Alyosha sat plunged in thought, considering something. The news evidently impressed him.
“Ivan doesn't talk to me of Mitya's case,” he said slowly. “He's said very little to me these last two months. And whenever I go to see him, he seems vexed at my coming, so I've not been to him for the last three weeks. H'm!... if he was there a week ago ... there certainly has been a change in Mitya this week.”
“There has been a change,” Grushenka assented quickly. “They have a secret, they have a secret! Mitya told me himself there was a secret, and such a secret that Mitya can't rest. Before then, he was cheerful—and, indeed, he is cheerful now—but when he shakes his head like that, you know, and strides about the room and keeps pulling at the hair on his right temple with his right hand, I know there is something on his mind worrying him.... I know! He was cheerful before, though, indeed, he is cheerful to-day.”
“But you said he was worried.”
“Yes, he is worried and yet cheerful. He keeps on being irritable for a minute and then cheerful and then irritable again. And you know, Alyosha, I am constantly wondering at him—with this awful thing hanging over him, he sometimes laughs at such trifles as though he were a baby himself.”
“And did he really tell you not to tell me about Ivan? Did he say, ‘Don't tell him’?”
“Yes, he told me, ‘Don't tell him.’ It's you that Mitya's most afraid of. Because it's a secret: he said himself it was a secret. Alyosha, darling, go to him and find out what their secret is and come and tell me,” Grushenka besought him with sudden eagerness. “Set my mind at rest that I may know the worst that's in store for me. That's why I sent for you.”

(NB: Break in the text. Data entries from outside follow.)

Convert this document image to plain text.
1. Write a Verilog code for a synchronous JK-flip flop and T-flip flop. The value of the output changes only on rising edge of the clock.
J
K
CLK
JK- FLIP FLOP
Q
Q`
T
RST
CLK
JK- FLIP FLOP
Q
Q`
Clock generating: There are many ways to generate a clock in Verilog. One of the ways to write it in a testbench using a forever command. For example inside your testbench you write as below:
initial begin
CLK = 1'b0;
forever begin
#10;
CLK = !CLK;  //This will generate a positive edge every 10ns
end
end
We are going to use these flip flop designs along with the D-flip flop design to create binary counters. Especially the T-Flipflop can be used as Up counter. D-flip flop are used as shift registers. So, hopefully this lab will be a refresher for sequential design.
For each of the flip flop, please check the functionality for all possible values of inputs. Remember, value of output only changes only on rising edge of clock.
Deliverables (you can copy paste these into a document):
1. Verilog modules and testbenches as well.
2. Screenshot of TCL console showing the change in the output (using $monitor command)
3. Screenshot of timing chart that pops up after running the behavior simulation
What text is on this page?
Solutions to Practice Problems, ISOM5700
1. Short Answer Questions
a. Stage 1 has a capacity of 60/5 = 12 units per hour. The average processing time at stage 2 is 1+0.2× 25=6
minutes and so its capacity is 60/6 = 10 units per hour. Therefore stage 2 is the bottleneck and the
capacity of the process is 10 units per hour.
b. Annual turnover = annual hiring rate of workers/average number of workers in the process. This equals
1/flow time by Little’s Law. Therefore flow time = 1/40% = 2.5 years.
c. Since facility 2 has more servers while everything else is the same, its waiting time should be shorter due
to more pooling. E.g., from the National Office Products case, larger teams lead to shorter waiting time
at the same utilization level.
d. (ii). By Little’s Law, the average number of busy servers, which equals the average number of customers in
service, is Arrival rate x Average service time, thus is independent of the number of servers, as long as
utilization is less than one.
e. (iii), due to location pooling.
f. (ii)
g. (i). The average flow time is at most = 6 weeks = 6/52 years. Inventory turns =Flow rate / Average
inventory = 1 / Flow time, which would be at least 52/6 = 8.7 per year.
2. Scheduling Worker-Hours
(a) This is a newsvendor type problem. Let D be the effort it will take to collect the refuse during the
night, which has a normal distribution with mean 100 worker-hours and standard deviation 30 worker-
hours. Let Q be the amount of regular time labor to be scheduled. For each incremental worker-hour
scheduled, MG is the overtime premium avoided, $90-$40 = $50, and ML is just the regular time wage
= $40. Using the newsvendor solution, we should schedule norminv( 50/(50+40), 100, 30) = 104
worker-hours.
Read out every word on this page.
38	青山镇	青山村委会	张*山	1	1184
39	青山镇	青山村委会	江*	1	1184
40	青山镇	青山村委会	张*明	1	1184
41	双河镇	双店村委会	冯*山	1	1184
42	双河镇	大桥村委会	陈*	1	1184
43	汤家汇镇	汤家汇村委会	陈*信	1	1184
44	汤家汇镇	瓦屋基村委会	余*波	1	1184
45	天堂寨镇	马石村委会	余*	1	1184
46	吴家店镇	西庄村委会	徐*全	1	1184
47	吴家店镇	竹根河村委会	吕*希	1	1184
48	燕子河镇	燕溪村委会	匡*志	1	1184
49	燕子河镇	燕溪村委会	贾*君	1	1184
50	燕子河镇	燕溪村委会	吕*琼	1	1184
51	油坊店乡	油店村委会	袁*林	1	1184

“You think it's something to do with you? If it were, he wouldn't have told you there was a secret.”
“I don't know. Perhaps he wants to tell me, but doesn't dare to. He warns me. There is a secret, he tells me, but he won't tell me what it is.”
“What do you think yourself?”
“What do I think? It's the end for me, that's what I think. They all three have been plotting my end, for Katerina's in it. It's all Katerina, it all comes from her. She is this and that, and that means that I am not. He tells me that beforehand—warns me. He is planning to throw me over, that's the whole secret. They've planned it together, the three of them—Mitya, Katerina, and Ivan Fyodorovitch. Alyosha, I've been wanting to ask you a long time. A week ago he suddenly told me that Ivan was in love with Katerina, because he often goes to see her. Did he tell me the truth or not? Tell me, on your conscience, tell me the worst.”
“I won't tell you a lie. Ivan is not in love with Katerina Ivanovna, I think.”
“Oh, that's what I thought! He is lying to me, shameless deceiver, that's what it is! And he was jealous of me just now, so as to put the blame on me afterwards. He is stupid, he can't disguise what he is doing; he is so open, you know.... But I'll give it to him, I'll give it to him! ‘You believe I did it,’ he said. He said that to me, to me. He reproached me with that! God forgive him! You wait, I'll make it hot for Katerina at the trial! I'll just say a word then ... I'll tell everything then!”
And again she cried bitterly.
“This I can tell you for certain, Grushenka,” Alyosha said, getting up. “First, that he loves you, loves you more than any one in the world, and you only, believe me. I know. I do know. The second thing is that I don't want to worm his secret out of him, but if he'll tell me of himself to-day, I shall tell him straight out that I have promised to tell you. Then I'll come to you to-day, and tell you. Only ... I fancy ... Katerina Ivanovna has nothing to do with it, and that the secret is about something else. That's certain. It isn't likely it's about Katerina Ivanovna, it seems to me. Good-by for now.”
Alyosha shook hands with her. Grushenka was still crying. He saw that she put little faith in his consolation, but she was better for having had her sorrow out, for having spoken of it. He was sorry to leave her in such a state of mind, but he was in haste. He had a great many things to do still.